Mes Carnets d'hiver, je les ai imaginés et rêvés dans le demi-sommeil de l'autre soir. Je leur dois donc la vie, pour la donner, et pour célébrer l'hiver.

À part ce projet, je prépare du nouveau. Quelque chose de bien et de bon pour ce journal. Ça touchera Voyelle et les futurs Carnets d'hiver, bien évidemment, et aussi Les Carnets rouges, ainsi que les autres volumes du journal, et même la Marginalia [Alouette], que j'ai laissés en jachère trop longtemps. Je sais, c'est un peu déraisonnable et fou, mais il fallait que je le fasse. J'en écrirai plus long quand je serai plus avancée.

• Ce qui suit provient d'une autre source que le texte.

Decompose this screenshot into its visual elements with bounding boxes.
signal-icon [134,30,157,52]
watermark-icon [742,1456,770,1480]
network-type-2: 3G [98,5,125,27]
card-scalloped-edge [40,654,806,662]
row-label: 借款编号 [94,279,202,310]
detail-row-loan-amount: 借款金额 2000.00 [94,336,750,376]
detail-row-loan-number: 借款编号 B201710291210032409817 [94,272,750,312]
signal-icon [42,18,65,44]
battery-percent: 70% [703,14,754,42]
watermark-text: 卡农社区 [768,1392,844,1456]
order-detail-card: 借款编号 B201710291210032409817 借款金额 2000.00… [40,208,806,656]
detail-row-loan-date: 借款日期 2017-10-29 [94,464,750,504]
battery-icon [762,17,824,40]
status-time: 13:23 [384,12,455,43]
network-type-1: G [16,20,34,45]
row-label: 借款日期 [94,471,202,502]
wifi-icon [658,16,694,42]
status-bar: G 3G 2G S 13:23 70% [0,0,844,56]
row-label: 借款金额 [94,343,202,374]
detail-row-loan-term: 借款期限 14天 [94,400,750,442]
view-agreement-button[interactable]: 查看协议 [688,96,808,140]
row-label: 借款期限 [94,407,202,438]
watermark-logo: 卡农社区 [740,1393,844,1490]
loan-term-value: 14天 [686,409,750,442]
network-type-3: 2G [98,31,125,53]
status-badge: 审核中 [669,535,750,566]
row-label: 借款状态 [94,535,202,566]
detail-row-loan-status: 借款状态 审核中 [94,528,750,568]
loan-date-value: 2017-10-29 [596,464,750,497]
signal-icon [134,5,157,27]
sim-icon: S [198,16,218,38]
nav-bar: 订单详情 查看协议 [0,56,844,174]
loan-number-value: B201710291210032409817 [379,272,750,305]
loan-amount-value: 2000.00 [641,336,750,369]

Aujourd'hui je commence à construire les Carnets d'hiver, un recueil de poésies [en ligne, comme un blog] qui ne sont pas encore écrites, mais qui vivent déjà quelque part en moi et dans la neige et le gîvre. Durée d'écriture, quatre mois : décembre, janvier, février et mars. Nombre de pages : aucune idée. Thèmes en gestation qui émergeront ou pas : la volupté, la mouvance, le bleu, le blanc, le noir et le rouge toujours ; et les voyelles, l'insupportable, encore. L'or, le feu, le temps, l'obscénité, frôler l'abjection, la beauté, et le vide. Et l'hiver, le froid, la neige, la glace, le vent et le gîvre, le bois, l'indien avec ou sans ses plumes, la maison chaude, le vin, des loups, l'amour, la vie, la mort. Ou rien. Ou d'autres, c'est selon.

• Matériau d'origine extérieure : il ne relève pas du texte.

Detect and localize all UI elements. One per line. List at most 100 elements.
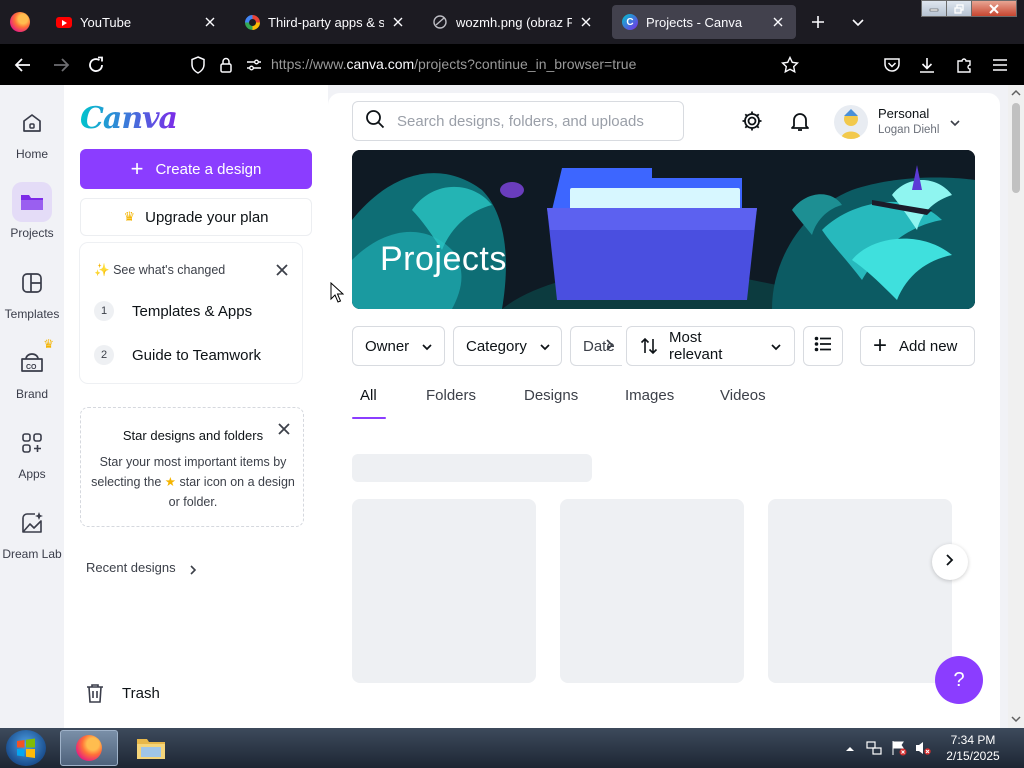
scroll-down-arrow-icon[interactable] (1011, 714, 1021, 724)
upgrade-plan-button[interactable]: ♛ Upgrade your plan (80, 198, 312, 236)
menu-hamburger-icon[interactable] (989, 54, 1011, 76)
start-button[interactable] (6, 730, 46, 766)
window-close-button[interactable] (971, 0, 1017, 17)
sort-label: Most relevant (669, 329, 723, 363)
close-icon[interactable] (578, 14, 594, 30)
loading-skeleton-card (560, 499, 744, 683)
downloads-icon[interactable] (916, 54, 938, 76)
taskbar-clock[interactable]: 7:34 PM 2/15/2025 (940, 732, 1006, 764)
canva-icon: C (622, 14, 638, 30)
tab-label: YouTube (80, 14, 132, 30)
back-arrow-icon[interactable] (12, 54, 34, 76)
page-scrollbar[interactable] (1008, 85, 1024, 728)
restore-button[interactable] (946, 0, 972, 17)
rail-item-home[interactable]: Home (0, 103, 64, 161)
rail-item-brand[interactable]: CO ♛ Brand (0, 337, 64, 401)
tab-all[interactable]: All (360, 387, 377, 404)
apps-icon (12, 423, 52, 463)
rail-item-label: Apps (18, 467, 46, 481)
forward-arrow-icon[interactable] (50, 54, 72, 76)
rail-item-label: Templates (4, 307, 60, 321)
chevron-right-icon (188, 563, 198, 575)
firefox-logo-icon[interactable] (10, 12, 30, 32)
star-designs-card: Star designs and folders Star your most … (80, 407, 304, 527)
tab-designs[interactable]: Designs (524, 387, 578, 404)
list-view-toggle[interactable] (803, 326, 843, 366)
tab-wozmh-png[interactable]: wozmh.png (obraz PNG, (422, 5, 604, 39)
close-icon[interactable] (276, 263, 290, 277)
site-permissions-icon[interactable] (243, 54, 265, 76)
owner-filter-dropdown[interactable]: Owner (352, 326, 445, 366)
step-number: 1 (94, 301, 114, 321)
close-icon[interactable] (770, 14, 786, 30)
scroll-filters-chevron-right-icon[interactable] (604, 338, 620, 354)
carousel-next-button[interactable] (932, 544, 968, 580)
search-box[interactable] (352, 101, 684, 141)
url-bar[interactable]: https://www.canva.com/projects?continue_… (271, 56, 636, 72)
rail-item-projects[interactable]: Projects (0, 182, 64, 240)
rail-item-label: Dream Lab (2, 547, 62, 561)
pocket-icon[interactable] (881, 54, 903, 76)
close-icon[interactable] (202, 14, 218, 30)
side-panel: Canva + Create a design ♛ Upgrade your p… (64, 85, 328, 728)
rail-item-templates[interactable]: Templates (0, 263, 64, 321)
account-type: Personal (878, 106, 930, 121)
whats-changed-title: ✨ See what's changed (94, 263, 225, 278)
brand-icon: CO ♛ (12, 337, 54, 383)
firefox-icon (76, 735, 102, 761)
rail-item-dream-lab[interactable]: Dream Lab (0, 503, 64, 561)
volume-muted-icon[interactable] (915, 740, 931, 756)
close-icon[interactable] (277, 422, 291, 436)
search-input[interactable] (397, 112, 677, 130)
chevron-right-icon (944, 553, 956, 572)
add-new-button[interactable]: + Add new (860, 326, 975, 366)
trash-link[interactable]: Trash (84, 682, 160, 704)
scroll-up-arrow-icon[interactable] (1011, 88, 1021, 98)
party-icon: ✨ (94, 263, 110, 277)
step-number: 2 (94, 345, 114, 365)
extensions-puzzle-icon[interactable] (953, 54, 975, 76)
close-icon[interactable] (390, 14, 406, 30)
reload-icon[interactable] (85, 54, 107, 76)
taskbar-file-explorer[interactable] (122, 730, 180, 766)
tab-folders[interactable]: Folders (426, 387, 476, 404)
tab-images[interactable]: Images (625, 387, 674, 404)
projects-hero-banner: Projects (352, 150, 975, 309)
tab-label: wozmh.png (obraz PNG, (456, 14, 572, 30)
tray-expand-arrow-icon[interactable] (845, 740, 861, 756)
tab-youtube[interactable]: YouTube (46, 5, 228, 39)
network-icon[interactable] (866, 740, 882, 756)
tab-projects-canva[interactable]: C Projects - Canva (612, 5, 796, 39)
tab-third-party-apps[interactable]: Third-party apps & serv (234, 5, 416, 39)
nav-rail: Home Projects Templates CO ♛ Brand Apps … (0, 85, 64, 728)
taskbar-firefox[interactable] (60, 730, 118, 766)
url-domain: canva.com (346, 56, 415, 72)
account-menu[interactable]: Personal Logan Diehl (834, 103, 984, 141)
settings-gear-icon[interactable] (740, 109, 764, 133)
scrollbar-thumb[interactable] (1012, 103, 1020, 193)
list-tabs-chevron-down-icon[interactable] (848, 12, 868, 32)
recent-designs-link[interactable]: Recent designs (86, 560, 198, 575)
account-username: Logan Diehl (878, 124, 940, 136)
google-icon (244, 14, 260, 30)
notifications-bell-icon[interactable] (788, 109, 812, 133)
category-filter-dropdown[interactable]: Category (453, 326, 562, 366)
create-design-button[interactable]: + Create a design (80, 149, 312, 189)
browser-nav-bar: https://www.canva.com/projects?continue_… (0, 44, 1024, 85)
action-center-flag-icon[interactable] (891, 740, 907, 756)
rail-item-apps[interactable]: Apps (0, 423, 64, 481)
lock-icon[interactable] (215, 54, 237, 76)
tab-videos[interactable]: Videos (720, 387, 766, 404)
minimize-button[interactable] (921, 0, 947, 17)
whats-changed-item-templates-apps[interactable]: 1 Templates & Apps (94, 301, 252, 321)
help-button[interactable]: ? (935, 656, 983, 704)
new-tab-plus-icon[interactable] (808, 12, 828, 32)
sort-dropdown[interactable]: Most relevant (626, 326, 795, 366)
canva-logo[interactable]: Canva (80, 101, 178, 136)
bookmark-star-icon[interactable] (779, 54, 801, 76)
tracking-shield-icon[interactable] (187, 54, 209, 76)
chevron-down-icon (421, 340, 433, 352)
folder-icon (12, 182, 52, 222)
whats-changed-item-guide-teamwork[interactable]: 2 Guide to Teamwork (94, 345, 261, 365)
star-icon: ★ (164, 475, 177, 489)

L'idée n'est pas d'interrompre ce journal ni même de ralentir la fréquence des billets. Bien au contraire, il me faut reprendre le fil et écrire chaque jour. L'écriture a besoin de contraintes autant que de libertés. Le paradoxe est essentiel. J'ai envie de renverser, secouer l'ordre établi. De toute nécessité, tout renverser.

Entendu au matin le bouleversant O Solitude, de Henry Purcell :

O solitude, my sweetest choice !
Places devoted to the night,
Remote from tumult and from noise,
How ye my restless thoughts delight.